Mediation, the judge said, offers a great opportunity for a reality check regarding firstly the likelihood of a litigant’s claim being successful, and secondly, even if it is, a reality check regarding the likelihood of a litigant obtaining anything close to the sums claimed.
He noted that The Mediation Act 2017 makes clear that litigation “should be the option of last resort rather than first resort when it comes to resolving disputes“.
Mr Justice Twomey said the case illustrates the broader point that human nature is such that persons who undertake litigation will often seek to be as successful as possible which often means portraying the damages that they have suffered or the amounts lost at their absolute height.
However, he said the downside of such an approach is that litigants can end up believing their own publicity as they repeat and provide evidence of their claims “and so reinforce their own belief in their claims”.

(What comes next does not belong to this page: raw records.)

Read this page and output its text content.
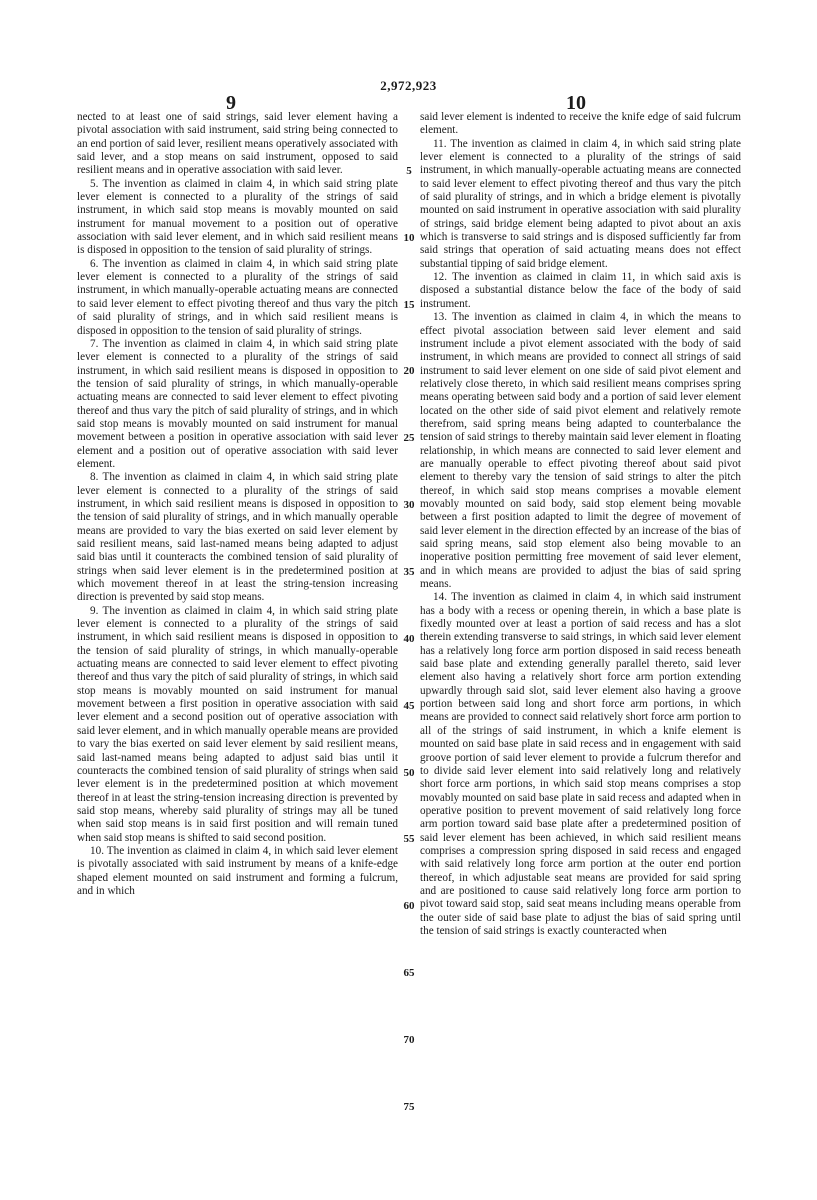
2,972,923
9	10

nected to at least one of said strings, said lever element having a pivotal association with said instrument, said string being connected to an end portion of said lever, resilient means operatively associated with said lever, and a stop means on said instrument, opposed to said resilient means and in operative association with said lever.

5. The invention as claimed in claim 4, in which said string plate lever element is connected to a plurality of the strings of said instrument, in which said stop means is movably mounted on said instrument for manual movement to a position out of operative association with said lever element, and in which said resilient means is disposed in opposition to the tension of said plurality of strings.

6. The invention as claimed in claim 4, in which said string plate lever element is connected to a plurality of the strings of said instrument, in which manually-operable actuating means are connected to said lever element to effect pivoting thereof and thus vary the pitch of said plurality of strings, and in which said resilient means is disposed in opposition to the tension of said plurality of strings.

7. The invention as claimed in claim 4, in which said string plate lever element is connected to a plurality of the strings of said instrument, in which said resilient means is disposed in opposition to the tension of said plurality of strings, in which manually-operable actuating means are connected to said lever element to effect pivoting thereof and thus vary the pitch of said plurality of strings, and in which said stop means is movably mounted on said instrument for manual movement between a position in operative association with said lever element and a position out of operative association with said lever element.

8. The invention as claimed in claim 4, in which said string plate lever element is connected to a plurality of the strings of said instrument, in which said resilient means is disposed in opposition to the tension of said plurality of strings, and in which manually operable means are provided to vary the bias exerted on said lever element by said resilient means, said last-named means being adapted to adjust said bias until it counteracts the combined tension of said plurality of strings when said lever element is in the predetermined position at which movement thereof in at least the string-tension increasing direction is prevented by said stop means.

9. The invention as claimed in claim 4, in which said string plate lever element is connected to a plurality of the strings of said instrument, in which said resilient means is disposed in opposition to the tension of said plurality of strings, in which manually-operable actuating means are connected to said lever element to effect pivoting thereof and thus vary the pitch of said plurality of strings, in which said stop means is movably mounted on said instrument for manual movement between a first position in operative association with said lever element and a second position out of operative association with said lever element, and in which manually operable means are provided to vary the bias exerted on said lever element by said resilient means, said last-named means being adapted to adjust said bias until it counteracts the combined tension of said plurality of strings when said lever element is in the predetermined position at which movement thereof in at least the string-tension increasing direction is prevented by said stop means, whereby said plurality of strings may all be tuned when said stop means is in said first position and will remain tuned when said stop means is shifted to said second position.

10. The invention as claimed in claim 4, in which said lever element is pivotally associated with said instrument by means of a knife-edge shaped element mounted on said instrument and forming a fulcrum, and in which

5
10
15
20
25
30
35
40
45
50
55
60
65
70
75

said lever element is indented to receive the knife edge of said fulcrum element.

11. The invention as claimed in claim 4, in which said string plate lever element is connected to a plurality of the strings of said instrument, in which manually-operable actuating means are connected to said lever element to effect pivoting thereof and thus vary the pitch of said plurality of strings, and in which a bridge element is pivotally mounted on said instrument in operative association with said plurality of strings, said bridge element being adapted to pivot about an axis which is transverse to said strings and is disposed sufficiently far from said strings that operation of said actuating means does not effect substantial tipping of said bridge element.

12. The invention as claimed in claim 11, in which said axis is disposed a substantial distance below the face of the body of said instrument.

13. The invention as claimed in claim 4, in which the means to effect pivotal association between said lever element and said instrument include a pivot element associated with the body of said instrument, in which means are provided to connect all strings of said instrument to said lever element on one side of said pivot element and relatively close thereto, in which said resilient means comprises spring means operating between said body and a portion of said lever element located on the other side of said pivot element and relatively remote therefrom, said spring means being adapted to counterbalance the tension of said strings to thereby maintain said lever element in floating relationship, in which means are connected to said lever element and are manually operable to effect pivoting thereof about said pivot element to thereby vary the tension of said strings to alter the pitch thereof, in which said stop means comprises a movable element movably mounted on said body, said stop element being movable between a first position adapted to limit the degree of movement of said lever element in the direction effected by an increase of the bias of said spring means, said stop element also being movable to an inoperative position permitting free movement of said lever element, and in which means are provided to adjust the bias of said spring means.

14. The invention as claimed in claim 4, in which said instrument has a body with a recess or opening therein, in which a base plate is fixedly mounted over at least a portion of said recess and has a slot therein extending transverse to said strings, in which said lever element has a relatively long force arm portion disposed in said recess beneath said base plate and extending generally parallel thereto, said lever element also having a relatively short force arm portion extending upwardly through said slot, said lever element also having a groove portion between said long and short force arm portions, in which means are provided to connect said relatively short force arm portion to all of the strings of said instrument, in which a knife element is mounted on said base plate in said recess and in engagement with said groove portion of said lever element to provide a fulcrum therefor and to divide said lever element into said relatively long and relatively short force arm portions, in which said stop means comprises a stop movably mounted on said base plate in said recess and adapted when in operative position to prevent movement of said relatively long force arm portion toward said base plate after a predetermined position of said lever element has been achieved, in which said resilient means comprises a compression spring disposed in said recess and engaged with said relatively long force arm portion at the outer end portion thereof, in which adjustable seat means are provided for said spring and are positioned to cause said relatively long force arm portion to pivot toward said stop, said seat means including means operable from the outer side of said base plate to adjust the bias of said spring until the tension of said strings is exactly counteracted when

Unfortunately, the judge said, the problem with this approach is that it can reduce the likelihood of a settlement particularly if the first reality check of the claims and counterclaims occurs when it is too late.
Mr Justice Twomey ruled that V Media Doo and First Click were not entitled to payment from Techads of the invoices.
He said this was because under the terms of their contract, with Techads, Techads was entitled to withhold payment because of V Media’s and First Click’s failure to obtain prior approval of any third-party providers of web traffic.
The judge said the court could have no confidence that any of the figures presented to the court represent the amount of money actually lost by Techads as a result of V Media’s alleged failure to obtain approval in advance for its use of subcontractors.
The court, he said, accordingly could not make any order in relation to the counterclaim.